3.2 Organize output.xlsx as a knowledge base to be uploaded

Here only the title is kept and the full URL is spliced out.

4. Knowledge base uploaded by the Manxim smart body

4.1 Accessing the Wenshin Intelligence Body and uploading the knowledge base

4.2 Uploading EXCEL files

4.3 Customized search columns (this is the reason for using Wenshin Intelligence, other tools lack this interface)

For more tips on organizing your knowledge base read on:Wenxin Intelligent Body Tutorial: (4) Processing Documents and Synchronizing to the Knowledge Base

5. Create intelligences and publish them for use

5.1 Creating Intelligentsia

Let's simply configure it here without getting bogged down in the specifics.
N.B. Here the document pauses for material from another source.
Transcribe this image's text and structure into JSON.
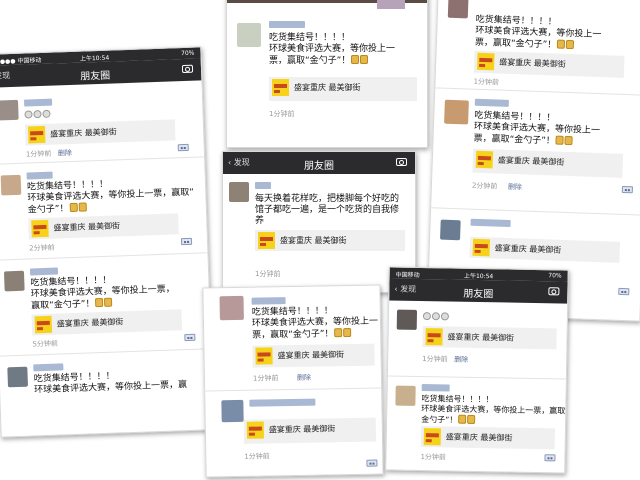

Start creating the smart body...

You can try to use low-code mode to create intelligent bodies, add multiple knowledge base judgment logic, after all, the site has many channels well, here I will not demonstrate, interested in low-code friends can read:Wenxin Intelligent Body Tutorial: (V) Organize Intelligent Body Workflow

5.2 Configuring Intelligentsia

Turn off non-Knowledge Base functions to avoid anomalies, and I'll leave the other settings at default without fine-tuning.

The hit rate of the recalled knowledge base should be tested briefly, otherwise it is easy to match irrelevant content.

5.3 Debugging and Previewing the Output

5.4 Publishing Intelligentsia

ultimate

In the end, you get a smart body that can quickly look up AI tools in the public, all for free! Also, based on the Wenxin Smartbody distribution channel ( Wenxin Intelligent Body Platform: Intelligent Body Applications Built on Complete Distribution Channels and Commercial Closures ), this tool will be released to the Baidu home page to provide users with access.